The New Escapologist doesn't advocate total withdrawal. It recognises that there is a desire for it though; respects it and asks how it came about. People are desperate to win the lottery and escape to a private island or to learn how to farm so that they can bugger off to some rural location and be their own boss. It's interesting. But you're right to ask whether this is practical or just a fantasy. I know people who have done it. It's about disillusionment.

It's interesting that you describe the individual's relationship with society as a duty. I think the escape instinct kicks in when we begin thinking in such terms. As Westerners we don't like the idea of duty or commitment. And why should we? We're not ants. We're not communists. Our pop culture is divisive: it tells us to be individuals and to reject things like that. It's a wonder there is a society at all. Maybe there isn't one: perhaps Europe and America are just full of individuals disliking each other.
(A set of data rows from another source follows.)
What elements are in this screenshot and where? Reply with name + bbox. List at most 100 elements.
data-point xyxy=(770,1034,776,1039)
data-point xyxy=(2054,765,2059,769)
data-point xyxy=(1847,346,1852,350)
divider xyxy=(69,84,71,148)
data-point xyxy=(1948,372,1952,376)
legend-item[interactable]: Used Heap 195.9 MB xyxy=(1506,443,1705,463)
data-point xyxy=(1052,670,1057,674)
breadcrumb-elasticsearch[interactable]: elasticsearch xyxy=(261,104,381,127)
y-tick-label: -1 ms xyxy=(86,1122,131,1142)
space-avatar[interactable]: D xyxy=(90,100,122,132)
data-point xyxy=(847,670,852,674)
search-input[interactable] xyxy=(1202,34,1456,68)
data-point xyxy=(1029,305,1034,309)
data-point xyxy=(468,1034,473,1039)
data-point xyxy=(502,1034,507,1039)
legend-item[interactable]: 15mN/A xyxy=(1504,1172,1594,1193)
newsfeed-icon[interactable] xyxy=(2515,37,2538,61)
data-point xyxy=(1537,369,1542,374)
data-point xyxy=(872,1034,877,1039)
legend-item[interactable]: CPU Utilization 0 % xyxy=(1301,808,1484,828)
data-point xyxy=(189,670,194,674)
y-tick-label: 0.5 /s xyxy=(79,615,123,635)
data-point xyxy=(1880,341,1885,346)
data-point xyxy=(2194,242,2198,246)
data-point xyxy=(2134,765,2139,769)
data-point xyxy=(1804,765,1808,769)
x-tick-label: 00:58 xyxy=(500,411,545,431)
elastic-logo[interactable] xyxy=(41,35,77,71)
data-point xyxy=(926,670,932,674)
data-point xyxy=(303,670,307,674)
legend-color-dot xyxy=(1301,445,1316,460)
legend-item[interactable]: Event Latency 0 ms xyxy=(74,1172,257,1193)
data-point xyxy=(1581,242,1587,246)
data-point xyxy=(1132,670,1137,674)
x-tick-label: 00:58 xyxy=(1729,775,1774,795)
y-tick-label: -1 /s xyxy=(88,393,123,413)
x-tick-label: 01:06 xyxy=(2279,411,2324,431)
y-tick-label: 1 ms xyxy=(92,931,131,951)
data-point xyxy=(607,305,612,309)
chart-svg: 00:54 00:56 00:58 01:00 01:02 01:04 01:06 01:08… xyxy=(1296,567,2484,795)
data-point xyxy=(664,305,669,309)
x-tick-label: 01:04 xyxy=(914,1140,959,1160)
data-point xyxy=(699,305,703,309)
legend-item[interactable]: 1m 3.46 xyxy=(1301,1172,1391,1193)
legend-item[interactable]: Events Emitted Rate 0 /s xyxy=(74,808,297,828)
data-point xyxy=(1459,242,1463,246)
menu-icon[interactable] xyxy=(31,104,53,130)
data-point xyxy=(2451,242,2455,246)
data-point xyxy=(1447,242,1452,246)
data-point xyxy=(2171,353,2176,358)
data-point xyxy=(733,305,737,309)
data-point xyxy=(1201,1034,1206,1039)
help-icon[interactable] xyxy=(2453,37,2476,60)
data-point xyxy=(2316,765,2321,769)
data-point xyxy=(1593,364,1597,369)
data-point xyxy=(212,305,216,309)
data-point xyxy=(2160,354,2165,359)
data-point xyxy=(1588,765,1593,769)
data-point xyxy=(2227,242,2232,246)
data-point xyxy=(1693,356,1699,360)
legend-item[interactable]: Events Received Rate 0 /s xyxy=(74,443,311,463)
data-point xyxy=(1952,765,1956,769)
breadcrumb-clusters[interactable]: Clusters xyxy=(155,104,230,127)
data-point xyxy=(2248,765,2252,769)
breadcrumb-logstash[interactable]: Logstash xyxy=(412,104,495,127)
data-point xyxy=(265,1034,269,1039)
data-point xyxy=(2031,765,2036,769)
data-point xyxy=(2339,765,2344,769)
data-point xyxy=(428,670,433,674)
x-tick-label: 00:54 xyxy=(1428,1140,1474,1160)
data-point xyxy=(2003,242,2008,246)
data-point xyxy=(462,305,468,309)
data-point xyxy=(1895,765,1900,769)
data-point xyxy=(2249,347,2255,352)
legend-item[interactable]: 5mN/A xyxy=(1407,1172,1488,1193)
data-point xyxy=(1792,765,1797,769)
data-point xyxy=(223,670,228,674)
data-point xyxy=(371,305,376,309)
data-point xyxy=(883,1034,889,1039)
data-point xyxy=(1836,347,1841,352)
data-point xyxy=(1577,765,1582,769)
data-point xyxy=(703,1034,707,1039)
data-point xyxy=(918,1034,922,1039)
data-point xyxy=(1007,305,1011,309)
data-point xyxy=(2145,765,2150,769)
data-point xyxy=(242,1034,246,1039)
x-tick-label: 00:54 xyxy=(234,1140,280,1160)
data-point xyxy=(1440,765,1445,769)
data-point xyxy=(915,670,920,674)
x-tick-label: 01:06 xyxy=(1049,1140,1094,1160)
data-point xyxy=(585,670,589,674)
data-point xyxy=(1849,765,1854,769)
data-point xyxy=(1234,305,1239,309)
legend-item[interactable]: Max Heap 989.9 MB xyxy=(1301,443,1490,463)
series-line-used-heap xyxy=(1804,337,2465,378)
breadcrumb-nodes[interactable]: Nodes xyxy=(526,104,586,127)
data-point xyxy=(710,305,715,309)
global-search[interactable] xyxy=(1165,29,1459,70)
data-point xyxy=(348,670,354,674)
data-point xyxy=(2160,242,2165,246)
CS: Are you participating to any zines (other than The New Escapologist) or magazine in the future that we should have a look out for? Which one of them do you like the most and could you tell us a bit more.

Alex Musson and I have been discussing my doing something for his excellent Mustard comedy magazine. Don't know exactly what I'll do yet but it is certainly something I'd like to be involved with.

I've done a few reviews here and there, most notably for The Skinny and also The Cuckoo Press. The Skinny is a bit rubbish in terms of what they let you write about but it's got a wide circulation and it comes out very frequently.

And then there's The Idler which is a truly brilliant magazine for lazy people, for which I may now have a regular column about unusual libraries. The first one is about Saint Deiniol's residential library in Wales. It's available now in the current issue.

If The New Escapologist works, I've got some ideas for other zines: a thing about anarchism and civil disobedience called Cancer Cell and a surrealist journal called Limbo 2. No idea when I'll start work on these but both are exciting plans.